It was the second Tuesday of the month yesterday, and you know what that means… Patch Tuesday!
Microsoft has issued a bundle of security bulletins, detailing fixes for 31 vulnerabilities, including critical remote code execution flaws in Internet Explorer and Microsoft Edge.
And this Patch Tuesday update includes a fix for the Badlock bug - a vulnerability that was pre-announced three weeks ago, with a cutesy name, its own website and (of course) logo.
Initially the Badlock website arguably scared the willies out of sysadmins, just saying there was a “crucial security bug in Windows and Samba” and that affected systems should be updated when the fix was released on April 12.
After online criticism, the site defended its pre-announcement and its “marketing” of the vulnerability:
Why announce Badlock before April 12th, 2016?
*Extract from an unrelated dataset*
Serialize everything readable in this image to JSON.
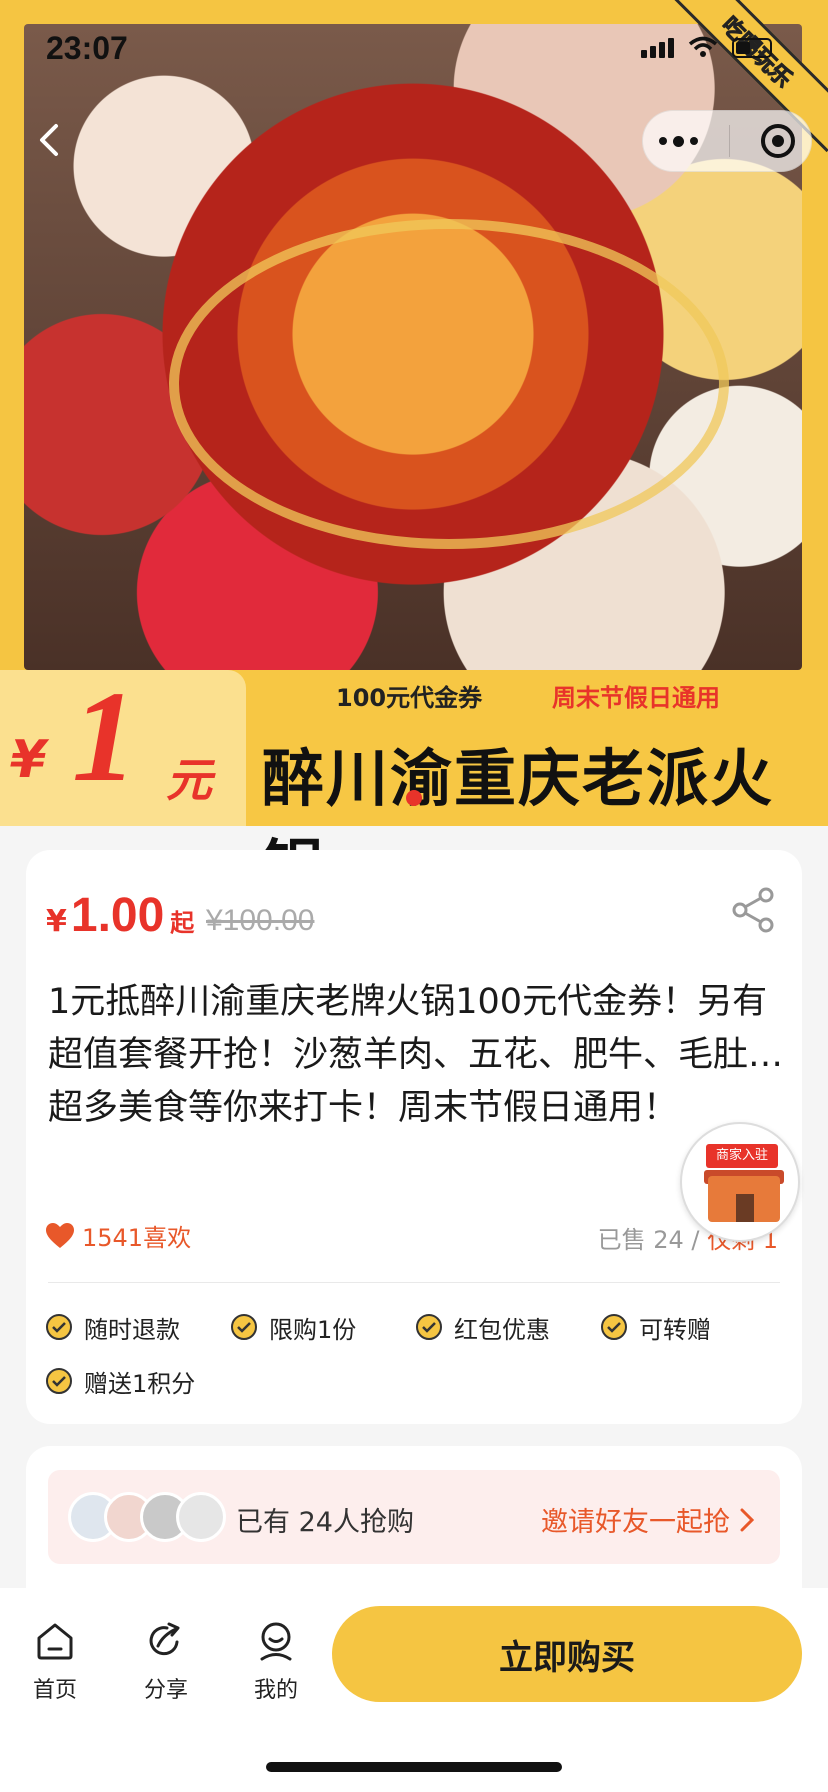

The main goal of this announcement is to give a heads up and to get you ready to patch all systems as fast as possible and have sysadmin resources available on the day the patch will be released. Vendors and distributors of Samba are being informed before a security fix is released in any case. This is part of any Samba security release process.
Weighting to the respective interests of advance warning and utmost secrecy we chose to warn you beforehand, so that everyone has a chance to be ready to install the fixes as soon as they are available. Once the patch is released to the public, it will point to attack vectors and exploits will be in the wild in no time.
Yet Another Bug With A Logo?
What branded bugs are able to achieve is best said with one word: Awareness. Furthermore names for bugs can serve as unique identifiers, other than different CVE/MS bug IDs.
It is a thin line between drawing attention to a severe vulnerability that should be taken seriously and overhyping it. This process didn’t start with the branding - it started a while ago with everyone working on fixes.
Despite the hoopla, however, it doesn’t appear that Badlock is the most serious of the flaws to be fixed by Microsoft this month. In fact, some have dubbed the man-in-the-middle attack “Sadlock” because it fails to live up to its hype.
1st Law of Vuln Hype: the time between branded announcement and disclosure is inversely proportional to actual impact of the bug. #badlock
— Jan Schaumann (@jschauma) April 12, 2016
Irregular reminder: cybercriminals are most interested in things that scale and can be done remotely. MitM often fails both conditions.
— Martijn Grooten (@martijn_grooten) April 12, 2016
Yes, you should patch affected systems against Badlock, but many will find other vulnerabilities inside Microsoft’s Patch Tuesday bundle that are a higher priority.
A bigger risk than Badlock for most computer users are the flaws that allow malicious attackers to remotely execute malicious code on your computer through boobytrapped webpages and Word documents.
For more details, read Microsoft’s advisory and make sure that your computer is running the latest security patches.